SORRY GUYS, Been trying to log in for the last couple of days and my computer just kept kicking me off. I have tried halloweenguys settings and the dimmer part does work, now I'm trying to get the relay to work. This unit is very strange and must have some addressing issues but so far I have been shown how to get around them.


----------



## halloweenguy (Jun 20, 2005)

Shaggydo, I sent you another email with the relay function settings I used on 3/15...Have you had time to test it for yourself?

Here is a recap:
Ok...I Just tried mine this should work... copy the same settings as
before down to line 60,61,62,62. Set the ED15 to DMX address 61. and
switches 11 and 12 off as you mentioned above for all 4 outputs to
switch mode.

Create a short "linear bar" at the begining of line 60,61,62,63. set
the value of each bar to 0 to 254 that should the output on.
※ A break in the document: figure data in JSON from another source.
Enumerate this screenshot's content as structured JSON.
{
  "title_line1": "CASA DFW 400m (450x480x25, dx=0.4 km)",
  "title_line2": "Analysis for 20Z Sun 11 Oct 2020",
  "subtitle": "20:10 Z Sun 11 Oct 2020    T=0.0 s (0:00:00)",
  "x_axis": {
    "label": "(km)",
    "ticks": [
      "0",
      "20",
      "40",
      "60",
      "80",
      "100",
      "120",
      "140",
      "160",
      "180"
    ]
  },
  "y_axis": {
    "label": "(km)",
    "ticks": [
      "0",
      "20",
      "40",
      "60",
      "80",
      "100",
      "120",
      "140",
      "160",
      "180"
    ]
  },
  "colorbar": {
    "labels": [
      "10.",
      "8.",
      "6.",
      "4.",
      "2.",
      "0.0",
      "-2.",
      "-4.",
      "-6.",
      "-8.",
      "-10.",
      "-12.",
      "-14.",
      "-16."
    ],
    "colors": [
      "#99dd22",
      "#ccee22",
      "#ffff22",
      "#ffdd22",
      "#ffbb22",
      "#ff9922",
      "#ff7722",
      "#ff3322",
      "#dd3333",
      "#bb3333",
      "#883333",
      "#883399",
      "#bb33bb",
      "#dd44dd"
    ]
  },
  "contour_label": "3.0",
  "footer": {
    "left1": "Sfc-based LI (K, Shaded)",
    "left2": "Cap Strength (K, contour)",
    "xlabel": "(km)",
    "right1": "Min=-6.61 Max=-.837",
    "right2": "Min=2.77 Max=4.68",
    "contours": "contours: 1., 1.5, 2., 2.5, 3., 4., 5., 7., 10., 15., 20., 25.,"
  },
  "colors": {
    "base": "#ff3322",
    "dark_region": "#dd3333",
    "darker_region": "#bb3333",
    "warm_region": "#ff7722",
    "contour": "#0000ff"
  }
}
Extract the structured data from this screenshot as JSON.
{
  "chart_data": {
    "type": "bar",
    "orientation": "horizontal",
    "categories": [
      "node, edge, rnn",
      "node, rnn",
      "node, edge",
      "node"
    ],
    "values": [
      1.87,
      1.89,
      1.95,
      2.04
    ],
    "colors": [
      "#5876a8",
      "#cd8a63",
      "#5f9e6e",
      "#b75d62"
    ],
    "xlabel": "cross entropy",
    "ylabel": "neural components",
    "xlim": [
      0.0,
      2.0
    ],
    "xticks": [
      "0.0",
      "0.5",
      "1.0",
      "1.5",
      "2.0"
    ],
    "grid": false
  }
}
Create
another short "linear bar" 254 to 0 on the same track to turn it off. If you use the
pulse bar instead of the linear bar the output will just pulse on and then quickly turn
off.

DMX dip switch calculator:
Dip Switch Calculator - Ukslc.org


----------



## Shaggydo (Apr 7, 2008)

Ok, here is the update. Sorry for being so slow to get this up and running. I want to thank everyone for all there help. In the end this unit is kind of screwy and not the way I had invisioned it working. I now have control of both dimming and relay actions from this unit. Originally I was only trying to use it for a relay which threw me way off. The settings in VSA have to be set for DMX Dimmer instead of DMX Relay. I didn't see that one coming......He he he. But all in all it does do what I hoped it could, so thanks again everybody, especially Halloween guy.

Hope I didn't piss anybody off by my slow reponses. Works been murder, and Me and the misses are seperating due to my obsession to halloween. So I appologize to everyone for coming off as if I didn't care what they were saying. This place is full of so many knowledgefull people that just want to help. I just hope I can return the favor and you all can forgive a brotha while he's down.


----------



## halloweenguy (Jun 20, 2005)

No probem Shaggy glad I could help...Kinda strange this thread ended up in the tutorials section anyway???

If you can get your VSA upgraded to version 4.04 then my VSA files will work on your system. Pheonix UK has a VSA converter program (VSA Masher) that might assist in downgrading them?

I am not sure if you have picked up one of those DMX 750 watt Stobes yet but they are amazing!!! You can load your lightning audio file, run waveform analysis and you are good to go with movie quality lightning in just minutes. These stobe you can even contol the intensity one one of the VSA tracks!!!


----------